Fehler Meldung (Permanent)
udedevd[48]: timeout: killing ‘/sbin/modprobe -b scsi:t-0x00’

hat das schon mal jemand ans laufen bekommen?

René


#2

Hallo René,

zur Info: Generelle Hinweise zu kompatibler Hardware finden sich bei uns unter folgendem Link:
https://www.univention.de/produkte/dokumentation/

Mit dem LSI 1064e haben wir keine konkreten Erfahrungswerte, wohl aber z.B. mit dem LSI MegaRAID SAS1068 - eine kurze Google-Recherche ergibt auch einige Positivmeldungen für den 1064e, weshalb ich hier eher etwas anderes vermuten würde.

Verwendest du ein aktuelles UCS Iso (UCS 4.0-2)?

Viele Grüße,
Tim Petersen


#3

Hallo René,

erst mal willkommen im Forum.

Wenn die Installation funktioniert hat, sollte es prinzipiell lösbar sein. Die mpt* Module sind im 3.16er Kernel enthalten, Firmware scheint keine benötigt zu werden, und der Installer hat ja auf die Platten zugreifen, Partitions erzeugen und Dateien drauf kopieren können.

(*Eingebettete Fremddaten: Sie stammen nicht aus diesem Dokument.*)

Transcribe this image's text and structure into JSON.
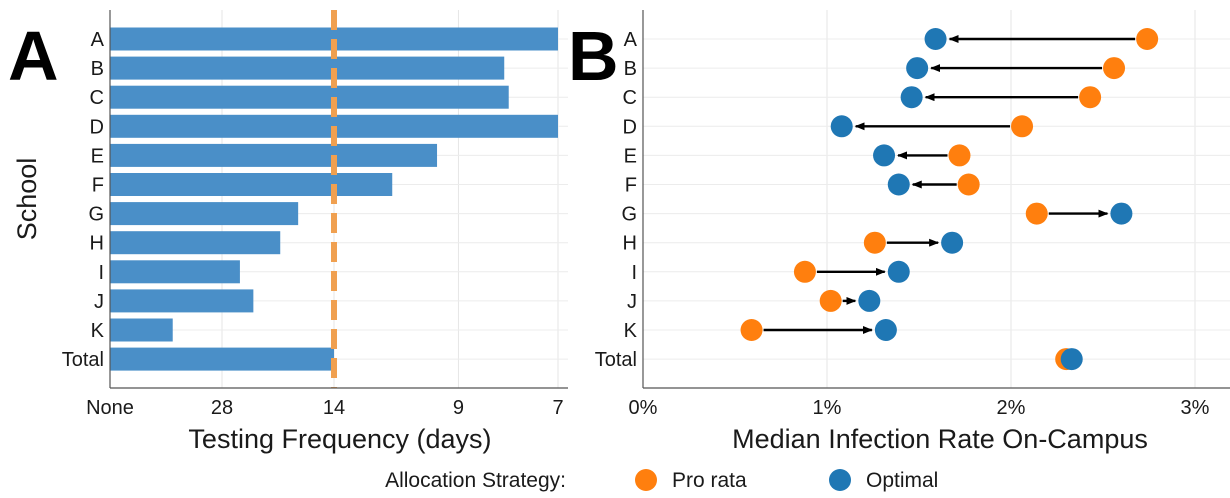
{
  "panel_a_label": "A",
  "panel_b_label": "B",
  "legend": {
    "title": "Allocation Strategy:",
    "items": [
      {
        "label": "Pro rata",
        "color": "#ff7f0e"
      },
      {
        "label": "Optimal",
        "color": "#1f77b4"
      }
    ]
  },
  "chart_data": [
    {
      "type": "bar",
      "orientation": "horizontal",
      "ylabel": "School",
      "xlabel": "Testing Frequency (days)",
      "categories": [
        "A",
        "B",
        "C",
        "D",
        "E",
        "F",
        "G",
        "H",
        "I",
        "J",
        "K",
        "Total"
      ],
      "x_ticks": [
        "None",
        "28",
        "14",
        "9",
        "7"
      ],
      "x_scale": "tests per week (reciprocal of days)",
      "values_tests_per_week": [
        1.0,
        0.88,
        0.89,
        1.0,
        0.73,
        0.63,
        0.42,
        0.38,
        0.29,
        0.32,
        0.14,
        0.5
      ],
      "reference_line": {
        "value": "14",
        "style": "dashed",
        "color": "#f0a050"
      },
      "bar_color": "#4a8fc8",
      "grid": true
    },
    {
      "type": "dot-arrow",
      "xlabel": "Median Infection Rate On-Campus",
      "categories": [
        "A",
        "B",
        "C",
        "D",
        "E",
        "F",
        "G",
        "H",
        "I",
        "J",
        "K",
        "Total"
      ],
      "x_ticks": [
        "0%",
        "1%",
        "2%",
        "3%"
      ],
      "xlim": [
        0,
        0.032
      ],
      "series": [
        {
          "name": "Pro rata",
          "color": "#ff7f0e",
          "values": [
            0.0274,
            0.0256,
            0.0243,
            0.0206,
            0.0172,
            0.0177,
            0.0214,
            0.0126,
            0.0088,
            0.0102,
            0.0059,
            0.023
          ]
        },
        {
          "name": "Optimal",
          "color": "#1f77b4",
          "values": [
            0.0159,
            0.0149,
            0.0146,
            0.0108,
            0.0131,
            0.0139,
            0.026,
            0.0168,
            0.0139,
            0.0123,
            0.0132,
            0.0233
          ]
        }
      ],
      "arrows": "from Pro rata to Optimal",
      "grid": true
    }
  ]
}
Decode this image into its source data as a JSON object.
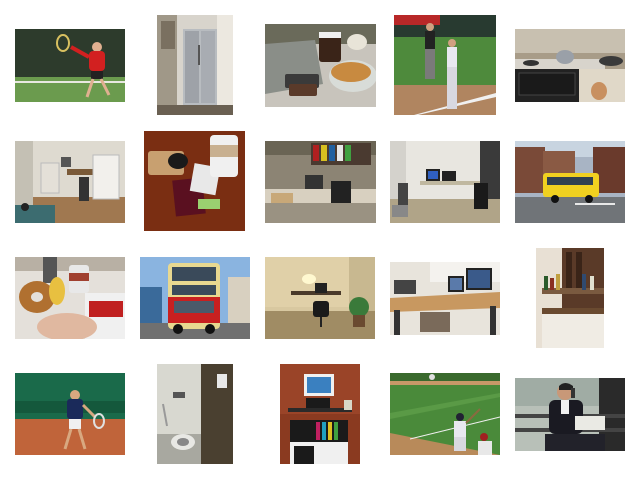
{
  "grid": {
    "rows": 4,
    "columns": 5,
    "background": "#ffffff",
    "thumbnails": [
      {
        "subject": "tennis-player-red-shirt"
      },
      {
        "subject": "kitchen-refrigerator"
      },
      {
        "subject": "coffee-croissant-tray"
      },
      {
        "subject": "baseball-players-field"
      },
      {
        "subject": "kitchen-stove"
      },
      {
        "subject": "room-refrigerator-desk"
      },
      {
        "subject": "passport-coffee-table"
      },
      {
        "subject": "office-cubicle"
      },
      {
        "subject": "office-computer-desk"
      },
      {
        "subject": "yellow-bus-street"
      },
      {
        "subject": "donut-coffee-magazine"
      },
      {
        "subject": "double-decker-bus"
      },
      {
        "subject": "desk-lamp-chair"
      },
      {
        "subject": "computer-workstation"
      },
      {
        "subject": "bar-bottles"
      },
      {
        "subject": "tennis-player-court"
      },
      {
        "subject": "bathroom-toilet"
      },
      {
        "subject": "desk-shelf-monitor"
      },
      {
        "subject": "baseball-batter"
      },
      {
        "subject": "man-phone-bench"
      }
    ]
  }
}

Wenn ich in eine aktuelle UCS 4 Maschine schaue, steht in /etc/initramfs-tools/initramfs.conf der Wert MODULES = most, was bedeutet, daß alle Hardware-Treiber in die Initrd kopiert werden sollen (und damit zur Verfügung stehen sollten, wenn der startende Kernel die Root-Partition mounten will).

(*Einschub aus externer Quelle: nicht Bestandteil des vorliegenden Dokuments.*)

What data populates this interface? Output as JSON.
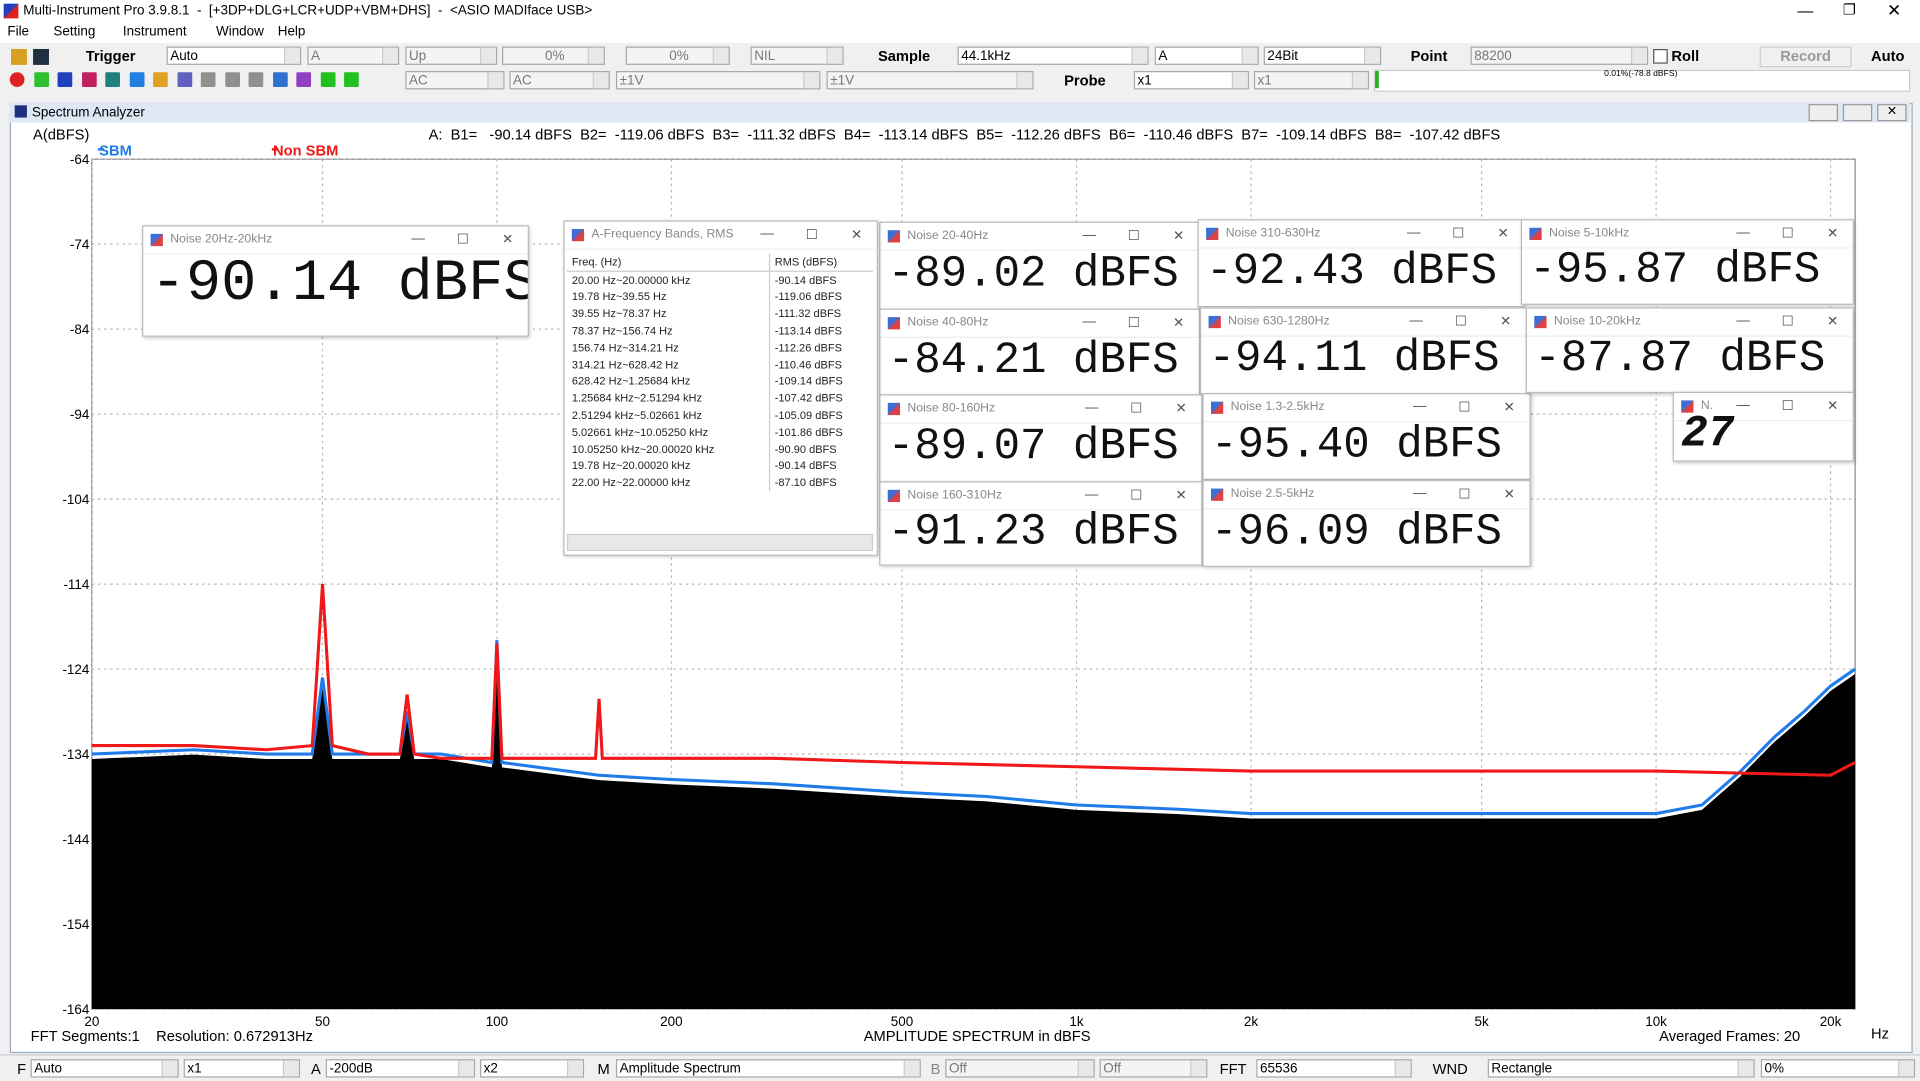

Ich würde mal am konkreten Fehlerhost prüfen und vergleichen:

  1. Welche Module hatte der Installer geladen, als das Zugreifen auf die Platten funktioniert hatte?

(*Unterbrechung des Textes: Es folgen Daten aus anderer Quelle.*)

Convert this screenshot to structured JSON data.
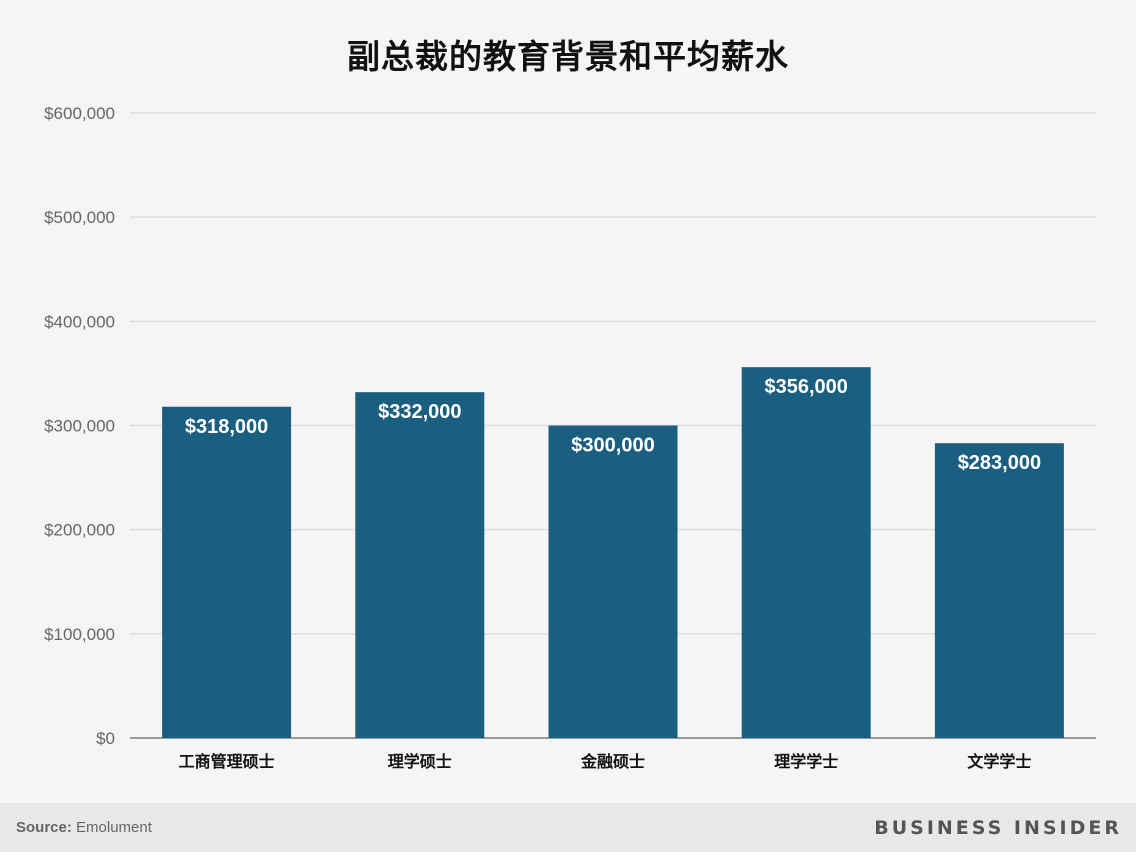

Install-CD nochmal einlegen, Installation starten, durchklicken bis zu der Stelle, an der die vorhandenen Platten angezeigt und ein Partition-Schema vorgeschlagen wird, dann Ctrl-Alt-F2 drücken, auf der dortigen Konsole Enter drücken, dann die Befehle uname -a und lsmod | more eingeben und die Ausgaben aufschreiben (Der zweite Befehl liefert viele Bildschirmausgaben, deshalb nach dem Abschreiben jeweils Leertaste drücken, bis –More– nicht mehr erscheint)

  1. Welche Module sind in der initrd wirklich zur Verfügung?

Hierzu müßte man eine Live-CD eines Fremdsystems benutzen, mit der man das Filesystem öffnen kann, das sich bereits auf der Platte befindet; also meinetwegen eine Ubuntu- oder Knoppix- oder PartedMagic CD. Da müßte man die Partition finden, auf der das Verzeichnis /boot/grub liegt, und die dortige initrd- öffnen (Versionsnummer ist ein Beispiel von UCS 4.0.1)

gunzip <initrd.img-3.16-ucs109-amd64 | cpio -t 2>/dev/null >initrd.list

und in der Ausgabedatei ‘initrd.list’ sollte man dann die betreffenden Module wiederfinden. Entscheidend wäre sd_mod (weil scsi:t-0x00 ein Alias für sd_mod ist) und alle Module, deren Name mit ‘mpt’ anfängt.

Bei meiner Vergleichsmaschine sind die Module alle vorhanden; es kann also immer sein, daß es eigentlich ein ganz anderes Problem ist.

viele Grüße
Frank Greif.


#4

Das Problem am Intel Modular Server dürfte nicht der LSI Controller sein, sondern das an dem Controller keine Festplatten sondern ein (Multipath)-SAS-SAN angeschlossen ist. Schau mal vier Beiträge weiter unten.